I think Monsterzuma needs to clarify why the capitalist's supposed philanthropy is such, but the same actions by everyone else in society are not. Because no one is denying that his actions as opposed to his non-actions have a positive benefit (though I did previously demonstrate that any possible action will have good repercussions, or what I'm now calling the "Reluctant Philanthropist Principle") for other people, but rather whether that action deserves to be called "philanthropy,' or whether it is useful to do so.
 
To skip past the clouded definitions for a moment, this is a pretty good critique of capitalist philanthropy in contemporary society:


Link to video.
 
Speaking of farce, the IMF experimented here in Argentina with convertibility (pegging the Argentine peso to the US dollar no matter what, in effect dollarising the Argentine economy) and bankrolling everything with millions and millions (eventually billions) in 'easy' loans, all in the name of the Almighty Trickle-Down. Guess how they are trying to solve the European crisis?
 
Though I regard him as more of a comedian than a serious thinker I'm quite familiar with Zizek's views on the issue and used his "chocolate laxative philanthropy" phrase jocularly in one recent thread. But the truth is, for all the creative thinking going on on the left, has a superior alternative to it even been devised? The problem where philanthropy is concerned is stimulating it, even if that means turning it into something it is not.

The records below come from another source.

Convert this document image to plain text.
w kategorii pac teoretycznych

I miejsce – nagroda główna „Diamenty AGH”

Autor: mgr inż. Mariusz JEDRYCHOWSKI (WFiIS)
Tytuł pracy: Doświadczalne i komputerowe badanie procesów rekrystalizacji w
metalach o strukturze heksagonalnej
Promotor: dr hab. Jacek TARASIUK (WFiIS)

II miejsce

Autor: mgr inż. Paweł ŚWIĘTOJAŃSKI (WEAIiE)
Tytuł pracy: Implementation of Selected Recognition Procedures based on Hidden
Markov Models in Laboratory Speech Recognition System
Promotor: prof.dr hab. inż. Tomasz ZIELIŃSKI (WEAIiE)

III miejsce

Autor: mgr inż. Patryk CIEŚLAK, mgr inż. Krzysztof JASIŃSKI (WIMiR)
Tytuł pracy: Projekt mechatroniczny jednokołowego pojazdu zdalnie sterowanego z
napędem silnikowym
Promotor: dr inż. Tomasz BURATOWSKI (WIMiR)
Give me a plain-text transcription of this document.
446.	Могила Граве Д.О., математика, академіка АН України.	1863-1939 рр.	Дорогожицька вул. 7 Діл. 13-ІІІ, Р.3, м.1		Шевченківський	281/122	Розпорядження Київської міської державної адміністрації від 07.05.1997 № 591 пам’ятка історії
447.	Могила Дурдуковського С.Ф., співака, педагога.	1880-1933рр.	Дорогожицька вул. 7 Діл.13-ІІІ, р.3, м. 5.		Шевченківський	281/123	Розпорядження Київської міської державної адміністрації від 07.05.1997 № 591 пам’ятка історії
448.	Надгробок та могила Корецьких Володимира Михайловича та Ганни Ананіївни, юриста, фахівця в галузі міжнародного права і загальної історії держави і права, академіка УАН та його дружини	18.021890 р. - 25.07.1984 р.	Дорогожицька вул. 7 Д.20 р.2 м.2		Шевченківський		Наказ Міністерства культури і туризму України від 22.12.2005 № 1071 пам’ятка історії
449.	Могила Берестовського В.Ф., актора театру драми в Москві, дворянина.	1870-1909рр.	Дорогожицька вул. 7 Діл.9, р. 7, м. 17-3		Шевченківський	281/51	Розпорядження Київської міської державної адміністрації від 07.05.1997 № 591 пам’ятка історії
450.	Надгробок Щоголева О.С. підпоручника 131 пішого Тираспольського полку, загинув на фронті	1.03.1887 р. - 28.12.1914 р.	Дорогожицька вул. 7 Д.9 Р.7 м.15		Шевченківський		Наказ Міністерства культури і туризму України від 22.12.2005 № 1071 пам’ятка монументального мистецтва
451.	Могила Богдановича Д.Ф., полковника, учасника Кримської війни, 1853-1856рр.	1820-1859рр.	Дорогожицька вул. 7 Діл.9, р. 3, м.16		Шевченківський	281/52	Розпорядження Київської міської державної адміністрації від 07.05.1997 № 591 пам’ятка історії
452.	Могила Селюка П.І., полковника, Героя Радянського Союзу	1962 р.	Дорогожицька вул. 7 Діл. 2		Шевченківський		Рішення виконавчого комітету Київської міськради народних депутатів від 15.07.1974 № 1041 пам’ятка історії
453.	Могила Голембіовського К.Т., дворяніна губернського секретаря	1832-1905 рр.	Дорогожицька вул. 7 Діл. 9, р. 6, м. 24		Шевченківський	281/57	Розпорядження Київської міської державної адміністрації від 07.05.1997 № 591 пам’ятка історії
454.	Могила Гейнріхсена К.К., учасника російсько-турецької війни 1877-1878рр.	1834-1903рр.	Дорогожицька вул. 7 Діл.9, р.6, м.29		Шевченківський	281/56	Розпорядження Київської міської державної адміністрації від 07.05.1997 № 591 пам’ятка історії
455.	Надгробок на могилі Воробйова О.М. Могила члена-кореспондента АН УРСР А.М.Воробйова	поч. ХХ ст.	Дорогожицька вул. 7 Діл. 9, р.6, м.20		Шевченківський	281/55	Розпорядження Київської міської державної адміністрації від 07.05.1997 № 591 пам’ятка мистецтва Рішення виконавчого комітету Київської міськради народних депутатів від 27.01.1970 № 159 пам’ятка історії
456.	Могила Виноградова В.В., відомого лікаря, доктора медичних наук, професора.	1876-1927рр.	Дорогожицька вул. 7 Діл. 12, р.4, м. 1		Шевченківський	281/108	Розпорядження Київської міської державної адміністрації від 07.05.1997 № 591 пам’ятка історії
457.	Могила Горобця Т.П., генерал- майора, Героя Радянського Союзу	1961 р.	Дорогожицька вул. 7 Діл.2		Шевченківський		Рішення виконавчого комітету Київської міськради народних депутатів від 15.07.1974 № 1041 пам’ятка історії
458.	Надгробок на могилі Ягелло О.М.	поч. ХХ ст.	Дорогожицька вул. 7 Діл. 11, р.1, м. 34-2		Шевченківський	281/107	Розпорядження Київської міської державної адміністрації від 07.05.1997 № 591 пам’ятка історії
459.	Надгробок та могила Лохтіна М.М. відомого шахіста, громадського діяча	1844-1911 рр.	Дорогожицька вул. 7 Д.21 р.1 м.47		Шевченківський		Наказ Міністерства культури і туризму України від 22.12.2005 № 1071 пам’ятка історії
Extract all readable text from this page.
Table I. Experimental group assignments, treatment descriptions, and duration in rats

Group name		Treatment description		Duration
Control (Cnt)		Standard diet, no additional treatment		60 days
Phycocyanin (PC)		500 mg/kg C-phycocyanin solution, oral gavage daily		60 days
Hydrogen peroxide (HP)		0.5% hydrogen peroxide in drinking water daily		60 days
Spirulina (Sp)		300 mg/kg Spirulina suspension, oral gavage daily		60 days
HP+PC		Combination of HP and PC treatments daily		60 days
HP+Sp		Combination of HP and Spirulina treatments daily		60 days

Here's a radical theory: instead of having people give to those in need of their own accord, we let them first give the resources and THEN, when the people in need are standing on their own feet and capable of fending for themselves, we allow the "givers" to demand their rightful compensation for their prior help. Does that sound good? It's what the loanable funds market offers. It is what investment is all about. And it doesn't even require any complex, top-down redistribution schemes.
 
That wouldn't be philantropic.
 
Though I regard him as more of a comedian than a serious thinker I'm quite familiar with Zizek's views on the issue and used his "chocolate laxative philanthropy" phrase jocularly in one recent thread. But the truth is, for all the creative thinking going on on the left, has a superior alternative to it even been devised?
Meh, utopianism is for suckers.
 
hey Monsterzuma, I've just realised: your post is exactly why capitalism isn't philantropic. Nothing is done in the spirit of helping others according to your scheme, only in the spirit of profits. You even help someone only if they will be able to repay you.
 
hey Monsterzuma, I've just realised: your post is exactly why capitalism isn't philantropic. Nothing is done in the spirit of helping others according to your scheme, only in the spirit of profits. You even help someone only if they will be able to repay you.

I didn't claim it was philanthropic. I just said that the only exception to Say's Law Marx purported to have uncovered was one in which the effect was that of philanthropy.
 
And yet again I'm forced to ask how philanthropy can be considered an effect. It doesn't just mean "net positive outcome", or at least not in any outcome that I've ever heard.
 
If the capitalist understands the effect of his action and still undertakes it, his intentions are philanthropic. If this sounds dubious it's because Marx also neglects to explain why it would happen, given that the capitalist has no incentive to behave that way. Which makes the complaint that economies should even be demand constrained as a result of the complication pointed out by Marx even more dubious by proxy.
 
So, let's talk the next stage of history and Marxian thought:

Is capital planting the seeds for its own self destruction, or is it planting the seeds for our self destruction?